Baca juga: Generasi Tanpa Istirahat
Sebaliknya, proyek ekspansi layanan atau pembangunan infrastruktur baru lebih mudah dilihat, diukur, dan dipolitisasi.
Dalam kondisi seperti ini, keselamatan tidak menjadi prioritas bukan karena tidak penting, tetapi karena tidak memberikan keuntungan politik yang langsung terasa.
Selain itu, siklus politik elektoral juga memainkan peran penting. Keputusan yang membutuhkan biaya besar dan berpotensi tidak populer, seperti penutupan perlintasan sebidang atau pembangunan flyover, cenderung dihindari.
Dampaknya mungkin baru terasa dalam jangka panjang, sementara tekanan politik terjadi dalam jangka pendek.
Lebih jauh lagi, muncul fenomena normalisasi risiko. Karena kecelakaan terjadi secara rutin, ia perlahan dianggap sebagai bagian dari sistem yang tidak bisa sepenuhnya dihindari.
Jika kondisi ini tidak diubah, maka kecelakaan bukan lagi kemungkinan, melainkan sesuatu yang dapat diprediksi. Frekuensinya mungkin berubah, bentuknya bisa berbeda, tetapi keberadaannya akan tetap ada.

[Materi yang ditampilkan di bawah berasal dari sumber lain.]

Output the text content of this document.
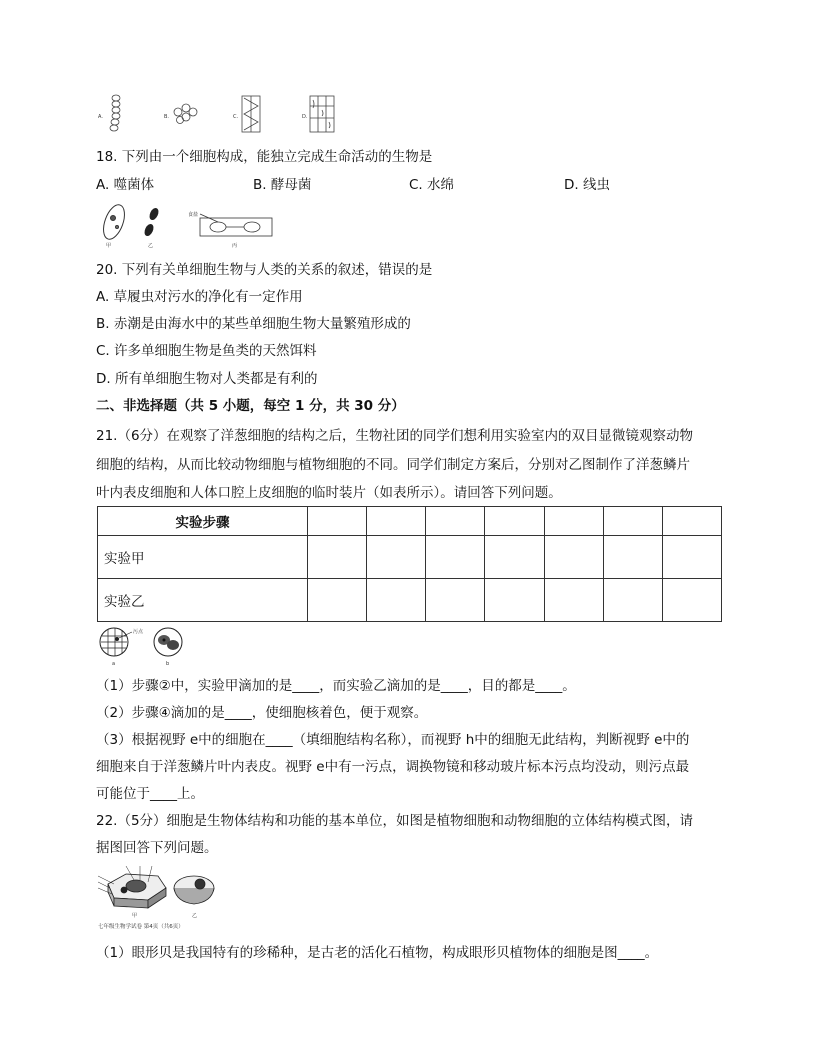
A.	B.	C.	D.
18. 下列由一个细胞构成，能独立完成生命活动的生物是
A. 噬菌体	B. 酵母菌	C. 水绵	D. 线虫
甲	乙
食盐
丙
20. 下列有关单细胞生物与人类的关系的叙述，错误的是
A. 草履虫对污水的净化有一定作用
B. 赤潮是由海水中的某些单细胞生物大量繁殖形成的
C. 许多单细胞生物是鱼类的天然饵料
D. 所有单细胞生物对人类都是有利的
二、非选择题（共 5 小题，每空 1 分，共 30 分）
21.（6分）在观察了洋葱细胞的结构之后，生物社团的同学们想利用实验室内的双目显微镜观察动物
细胞的结构，从而比较动物细胞与植物细胞的不同。同学们制定方案后，分别对乙图制作了洋葱鳞片
叶内表皮细胞和人体口腔上皮细胞的临时装片（如表所示）。请回答下列问题。
实验步骤							
实验甲							
实验乙							
污点
a	b
（1）步骤②中，实验甲滴加的是____，而实验乙滴加的是____，目的都是____。
（2）步骤④滴加的是____，使细胞核着色，便于观察。
（3）根据视野 e中的细胞在____（填细胞结构名称），而视野 h中的细胞无此结构，判断视野 e中的
细胞来自于洋葱鳞片叶内表皮。视野 e中有一污点，调换物镜和移动玻片标本污点均没动，则污点最
可能位于____上。
22.（5分）细胞是生物体结构和功能的基本单位，如图是植物细胞和动物细胞的立体结构模式图，请
据图回答下列问题。
甲	乙
七年级生物学试卷 第4页（共6页）
（1）眼形贝是我国特有的珍稀种，是古老的活化石植物，构成眼形贝植物体的细胞是图____。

Indonesia tidak kekurangan data, tidak kekurangan analisis, dan tidak kekurangan pengalaman dari kecelakaan sebelumnya. Yang kurang adalah keberanian dan kemauan untuk mengubah pendekatan secara struktural.
Kecelakaan kereta seharusnya menjadi titik evaluasi terhadap desain kebijakan, bukan sekadar peristiwa yang ditangani secara teknis.
Selama ia masih dipandang sebagai insiden, maka solusi yang dihasilkan akan tetap parsial dan bersifat jangka pendek.
Namun, ketika dipahami sebagai kegagalan sistem, maka fokusnya harus bergeser pada perbaikan struktur yang selama ini memungkinkan kesalahan terus berulang.
Tanpa perubahan pada level tersebut, setiap tragedi hanya akan menjadi pengulangan dari yang sebelumnya, dengan korban yang berbeda, tetapi penyebab yang sama.